Il ne s’agit pas de recherches occultes ou, comme rapporté à mots couverts, d’une certaine propension à … flirter avec l’eugénisme et à ses dérives. Il ne s’agit pas de quête spirituelle toute honorable que soit celle-ci ; et la recherche de la Pierre Philosophale et du Graal ou l’authentification des Mystères Tantriques ne sont pas de notre compétence. Il n’y a pas d’objectifs médicaux obscurs, encore moins secrets ou de rêves hallucinés de greffes monstrueuses. Non ! rien de tout ça. Notre rôle, bien plus humble, est de collecter, d’analyser, de conserver et transmette les sentiments et les émotions de notre Humanité. En un mot : de rassembler des échantillons de toutes ces émotions humaines, de tous ces sentiments, de toutes les formes d’affections, de toutes les composantes des humeurs de l’esprit. Nous collectons ces données pour nos enfants, pour les générations futures, pour nos descendants. Toutes ces données sous formes complexes de prélèvements sanguins ou humoraux sont enfermées dans des silos sécurisés et seront ainsi à disposition pour nos lointains héritiers. Ces données seront autant de Pierres de Rosette permettant à nos lointains légataires de comprendre avec peut-être plus d’acuité notre monde et d’appréhender avec tolérance et confiance leur propre avenir tel qu’il s’offrira à eux. Quant aux expériences que nous menons, elles sont tout à fait neutres et effectuées dans le plus strict esprit scientifique.

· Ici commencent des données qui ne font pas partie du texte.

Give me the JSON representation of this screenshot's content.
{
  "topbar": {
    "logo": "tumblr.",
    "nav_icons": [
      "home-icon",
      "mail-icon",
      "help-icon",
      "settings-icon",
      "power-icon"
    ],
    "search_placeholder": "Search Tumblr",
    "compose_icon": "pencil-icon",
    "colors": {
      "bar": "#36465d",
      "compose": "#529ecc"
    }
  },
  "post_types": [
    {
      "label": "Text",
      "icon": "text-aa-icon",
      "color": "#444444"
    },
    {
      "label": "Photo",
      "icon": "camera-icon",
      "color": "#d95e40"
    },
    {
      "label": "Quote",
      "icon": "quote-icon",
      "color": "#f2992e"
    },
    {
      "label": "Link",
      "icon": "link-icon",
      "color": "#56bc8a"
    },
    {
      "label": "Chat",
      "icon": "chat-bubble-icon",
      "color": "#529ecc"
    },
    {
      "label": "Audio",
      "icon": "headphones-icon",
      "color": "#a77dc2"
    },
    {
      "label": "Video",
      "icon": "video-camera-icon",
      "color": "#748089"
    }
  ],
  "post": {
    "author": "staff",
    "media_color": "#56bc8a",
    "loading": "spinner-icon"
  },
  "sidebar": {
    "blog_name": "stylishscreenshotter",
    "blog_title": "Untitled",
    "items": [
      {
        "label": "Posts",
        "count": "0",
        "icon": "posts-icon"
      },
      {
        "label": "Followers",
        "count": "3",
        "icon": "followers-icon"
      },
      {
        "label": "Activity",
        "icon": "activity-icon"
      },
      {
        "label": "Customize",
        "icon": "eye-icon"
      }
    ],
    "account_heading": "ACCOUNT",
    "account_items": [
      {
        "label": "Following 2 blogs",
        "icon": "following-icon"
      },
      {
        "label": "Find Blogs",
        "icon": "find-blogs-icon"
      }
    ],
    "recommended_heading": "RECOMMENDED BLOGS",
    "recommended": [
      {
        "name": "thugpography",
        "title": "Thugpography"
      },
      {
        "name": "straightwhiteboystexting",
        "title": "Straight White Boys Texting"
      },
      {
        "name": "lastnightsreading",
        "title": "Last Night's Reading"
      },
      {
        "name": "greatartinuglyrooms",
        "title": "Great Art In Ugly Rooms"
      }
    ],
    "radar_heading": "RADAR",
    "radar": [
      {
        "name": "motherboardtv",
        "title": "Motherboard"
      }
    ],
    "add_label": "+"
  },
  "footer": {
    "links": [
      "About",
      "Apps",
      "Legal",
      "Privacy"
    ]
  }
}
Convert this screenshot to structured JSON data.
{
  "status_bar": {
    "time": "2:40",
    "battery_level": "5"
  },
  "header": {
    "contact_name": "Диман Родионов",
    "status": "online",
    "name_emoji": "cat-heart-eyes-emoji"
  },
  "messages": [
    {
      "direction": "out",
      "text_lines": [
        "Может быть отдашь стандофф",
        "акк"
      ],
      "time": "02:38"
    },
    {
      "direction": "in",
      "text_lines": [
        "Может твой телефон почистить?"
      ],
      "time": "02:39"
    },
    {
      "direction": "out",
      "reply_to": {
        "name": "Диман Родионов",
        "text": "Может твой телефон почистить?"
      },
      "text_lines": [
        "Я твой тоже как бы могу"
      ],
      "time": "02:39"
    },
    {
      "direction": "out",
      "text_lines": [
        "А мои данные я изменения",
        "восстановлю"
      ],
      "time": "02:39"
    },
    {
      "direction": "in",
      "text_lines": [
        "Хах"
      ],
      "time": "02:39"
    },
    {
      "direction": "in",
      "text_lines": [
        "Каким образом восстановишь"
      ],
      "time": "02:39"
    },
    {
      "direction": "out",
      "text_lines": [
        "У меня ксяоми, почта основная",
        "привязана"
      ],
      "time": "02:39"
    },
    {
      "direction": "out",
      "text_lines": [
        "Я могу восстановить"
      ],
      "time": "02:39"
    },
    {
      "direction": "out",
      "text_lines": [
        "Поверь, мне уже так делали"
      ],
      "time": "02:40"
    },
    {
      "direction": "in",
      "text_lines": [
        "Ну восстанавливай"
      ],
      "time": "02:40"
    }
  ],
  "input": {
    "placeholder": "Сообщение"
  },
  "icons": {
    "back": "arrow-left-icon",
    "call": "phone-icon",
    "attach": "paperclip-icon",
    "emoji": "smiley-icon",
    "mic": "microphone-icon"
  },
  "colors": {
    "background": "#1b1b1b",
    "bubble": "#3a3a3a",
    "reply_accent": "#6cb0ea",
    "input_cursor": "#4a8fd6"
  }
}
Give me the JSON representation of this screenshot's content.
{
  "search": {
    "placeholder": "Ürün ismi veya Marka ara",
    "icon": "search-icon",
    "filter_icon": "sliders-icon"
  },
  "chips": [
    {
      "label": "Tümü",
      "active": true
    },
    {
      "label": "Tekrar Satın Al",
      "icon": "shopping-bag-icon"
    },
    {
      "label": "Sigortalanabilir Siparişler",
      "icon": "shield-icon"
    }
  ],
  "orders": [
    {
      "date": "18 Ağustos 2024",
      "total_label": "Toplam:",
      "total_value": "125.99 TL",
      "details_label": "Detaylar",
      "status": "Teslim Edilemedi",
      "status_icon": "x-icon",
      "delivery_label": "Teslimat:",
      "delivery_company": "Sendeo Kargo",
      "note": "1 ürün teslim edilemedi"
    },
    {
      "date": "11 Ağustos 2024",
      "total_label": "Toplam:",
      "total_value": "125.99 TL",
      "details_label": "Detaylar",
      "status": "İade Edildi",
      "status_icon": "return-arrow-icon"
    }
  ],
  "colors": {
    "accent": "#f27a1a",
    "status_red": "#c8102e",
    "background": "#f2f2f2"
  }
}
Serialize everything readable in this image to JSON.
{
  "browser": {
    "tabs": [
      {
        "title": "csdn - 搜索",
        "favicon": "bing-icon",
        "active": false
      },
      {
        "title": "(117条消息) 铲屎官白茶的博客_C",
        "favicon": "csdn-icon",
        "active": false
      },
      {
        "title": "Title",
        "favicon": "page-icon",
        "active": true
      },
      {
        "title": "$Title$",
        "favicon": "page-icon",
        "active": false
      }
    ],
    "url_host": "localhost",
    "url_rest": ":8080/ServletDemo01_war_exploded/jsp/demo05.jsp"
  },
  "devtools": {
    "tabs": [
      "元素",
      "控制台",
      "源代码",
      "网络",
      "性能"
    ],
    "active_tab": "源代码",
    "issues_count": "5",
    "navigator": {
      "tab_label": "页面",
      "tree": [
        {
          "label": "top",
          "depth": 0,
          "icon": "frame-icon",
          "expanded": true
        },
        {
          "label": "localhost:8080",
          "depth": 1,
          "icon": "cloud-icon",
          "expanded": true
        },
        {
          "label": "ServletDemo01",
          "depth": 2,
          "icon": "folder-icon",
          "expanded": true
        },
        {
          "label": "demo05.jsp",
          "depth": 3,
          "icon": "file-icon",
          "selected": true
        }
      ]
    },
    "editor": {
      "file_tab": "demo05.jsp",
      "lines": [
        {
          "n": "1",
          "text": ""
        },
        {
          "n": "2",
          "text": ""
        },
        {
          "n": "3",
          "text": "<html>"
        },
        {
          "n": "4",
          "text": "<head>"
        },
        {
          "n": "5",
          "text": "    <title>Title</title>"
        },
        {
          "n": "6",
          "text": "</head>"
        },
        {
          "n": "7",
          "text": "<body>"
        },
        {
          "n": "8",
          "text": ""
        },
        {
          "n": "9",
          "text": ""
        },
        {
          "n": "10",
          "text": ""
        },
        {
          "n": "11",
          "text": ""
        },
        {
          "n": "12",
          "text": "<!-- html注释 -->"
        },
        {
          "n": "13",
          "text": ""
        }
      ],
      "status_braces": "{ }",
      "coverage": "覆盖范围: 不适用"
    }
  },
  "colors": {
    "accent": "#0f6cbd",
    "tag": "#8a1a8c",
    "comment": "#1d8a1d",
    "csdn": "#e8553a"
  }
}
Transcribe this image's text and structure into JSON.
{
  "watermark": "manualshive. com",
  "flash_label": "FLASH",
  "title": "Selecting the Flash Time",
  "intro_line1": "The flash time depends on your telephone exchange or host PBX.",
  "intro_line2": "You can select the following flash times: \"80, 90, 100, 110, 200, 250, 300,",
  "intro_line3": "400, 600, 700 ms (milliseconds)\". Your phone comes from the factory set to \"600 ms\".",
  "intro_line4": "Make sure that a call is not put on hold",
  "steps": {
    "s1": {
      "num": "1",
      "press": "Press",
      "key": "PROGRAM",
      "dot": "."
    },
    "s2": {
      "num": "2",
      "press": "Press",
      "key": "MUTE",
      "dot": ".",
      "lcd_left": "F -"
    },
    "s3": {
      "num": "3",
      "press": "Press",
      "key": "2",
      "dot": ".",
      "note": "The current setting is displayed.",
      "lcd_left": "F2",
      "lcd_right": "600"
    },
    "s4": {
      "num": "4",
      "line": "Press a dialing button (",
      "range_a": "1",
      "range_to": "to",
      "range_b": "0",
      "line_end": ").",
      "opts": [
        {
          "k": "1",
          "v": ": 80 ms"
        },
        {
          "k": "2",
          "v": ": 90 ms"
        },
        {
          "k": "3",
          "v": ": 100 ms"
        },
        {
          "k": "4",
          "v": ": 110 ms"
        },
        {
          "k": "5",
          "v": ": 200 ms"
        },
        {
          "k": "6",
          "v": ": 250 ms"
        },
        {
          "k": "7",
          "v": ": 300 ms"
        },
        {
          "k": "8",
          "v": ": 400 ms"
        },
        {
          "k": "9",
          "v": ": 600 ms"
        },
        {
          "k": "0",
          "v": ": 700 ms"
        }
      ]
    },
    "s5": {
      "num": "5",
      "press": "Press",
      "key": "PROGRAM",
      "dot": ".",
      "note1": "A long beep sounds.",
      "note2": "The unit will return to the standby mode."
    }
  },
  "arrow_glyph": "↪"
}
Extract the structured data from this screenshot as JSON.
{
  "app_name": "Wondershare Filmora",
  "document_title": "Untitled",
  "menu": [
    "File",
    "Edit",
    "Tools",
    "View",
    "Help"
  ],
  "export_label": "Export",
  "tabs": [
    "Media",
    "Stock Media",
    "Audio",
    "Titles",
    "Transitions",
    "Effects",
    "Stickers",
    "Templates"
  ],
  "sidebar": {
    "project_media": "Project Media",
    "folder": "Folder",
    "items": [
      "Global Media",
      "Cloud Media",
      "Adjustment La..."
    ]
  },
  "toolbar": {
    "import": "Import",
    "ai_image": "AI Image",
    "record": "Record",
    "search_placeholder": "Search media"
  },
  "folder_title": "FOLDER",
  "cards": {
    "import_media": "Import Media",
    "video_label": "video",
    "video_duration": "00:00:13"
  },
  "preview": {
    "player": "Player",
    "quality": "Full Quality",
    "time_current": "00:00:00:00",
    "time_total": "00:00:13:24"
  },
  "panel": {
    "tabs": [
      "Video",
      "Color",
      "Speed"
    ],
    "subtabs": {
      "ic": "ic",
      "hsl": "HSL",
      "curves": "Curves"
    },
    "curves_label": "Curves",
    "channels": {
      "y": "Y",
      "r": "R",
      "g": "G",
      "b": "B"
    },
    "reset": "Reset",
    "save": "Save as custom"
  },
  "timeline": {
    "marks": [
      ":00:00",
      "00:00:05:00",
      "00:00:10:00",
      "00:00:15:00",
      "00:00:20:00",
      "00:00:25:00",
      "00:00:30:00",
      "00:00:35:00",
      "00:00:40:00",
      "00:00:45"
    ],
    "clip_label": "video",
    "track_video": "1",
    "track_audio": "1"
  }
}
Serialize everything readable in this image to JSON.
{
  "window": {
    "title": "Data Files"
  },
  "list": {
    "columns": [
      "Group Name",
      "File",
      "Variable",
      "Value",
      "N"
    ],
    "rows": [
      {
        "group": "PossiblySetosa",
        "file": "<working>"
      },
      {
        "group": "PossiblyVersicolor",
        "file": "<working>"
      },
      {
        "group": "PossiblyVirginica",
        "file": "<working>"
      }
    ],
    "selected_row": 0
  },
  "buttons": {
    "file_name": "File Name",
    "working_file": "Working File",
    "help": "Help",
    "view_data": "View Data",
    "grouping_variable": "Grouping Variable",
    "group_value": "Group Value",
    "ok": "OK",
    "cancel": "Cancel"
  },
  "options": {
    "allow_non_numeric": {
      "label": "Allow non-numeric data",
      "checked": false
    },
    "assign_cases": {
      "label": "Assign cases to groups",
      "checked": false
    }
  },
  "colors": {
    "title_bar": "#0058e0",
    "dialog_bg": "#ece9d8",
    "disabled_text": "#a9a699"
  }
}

Dans certains domaines des émotions, il y a pléthore de candidats. Dans d’autres, plutôt une sorte de disette. Il n’y a pas d’échelle des valeurs, nous ne sommes pas des juges. Nous avons traité sur le même pied d’égalité et avec le même souci d’impartialité, le porteur de maladresse, pour ne pas dire de sottise, et le porteur de tendresse ou de sérénité. Nous ne sommes ni procureurs, ni censeurs. Nous ne jugeons pas, nous ne pesons pas, à fortiori nous ne condamnons… Nous collectons et préservons, transmettons. Nos héritiers seront libres de leur jugement. Par le message que nous leur faisons parvenir, par cet instantané, nous leur disons avec humilité : voilà notre monde, voilà nos joies, nos peines, nos espérances et nos doutes ; voilà votre passé.

archives de résultats

A cet instant, sur les écrans latéraux, apparurent des photos de rayonnages étirés à perte de vue. Ils étaient chargés d’éprouvettes soigneusement identifiées. Quelques étiquettes s’affichèrent en gros plan : « Sincérité 0 1435 », « Appréhension 0 2867 », « Colère 0 1836 », « Ennui…», « Sérénité…», « Confiance… Aversion… Tristesse… Mépris… Joie…», puis par un effet de perspective, elles défilèrent par myriades, méthodiquement alignées, calibrées, classées, entreposées sur toute la hauteur d’un vaste entrepôt, ce qui procura une sensation de vertige.

Le Directeur reprit :

Il n’y a… comment dire ?… que deux phénomènes… que nous n’avons pas pu circonscrire par la méthode globale de l’échantillonnage : l’Amour, qui s’est toujours dérobé à la moindre approche statistique, affirmant ainsi son entière liberté et sa totale évanescence. Et… l’Imagination que nous n’avons su borner, réduire, quantifier ou classifier.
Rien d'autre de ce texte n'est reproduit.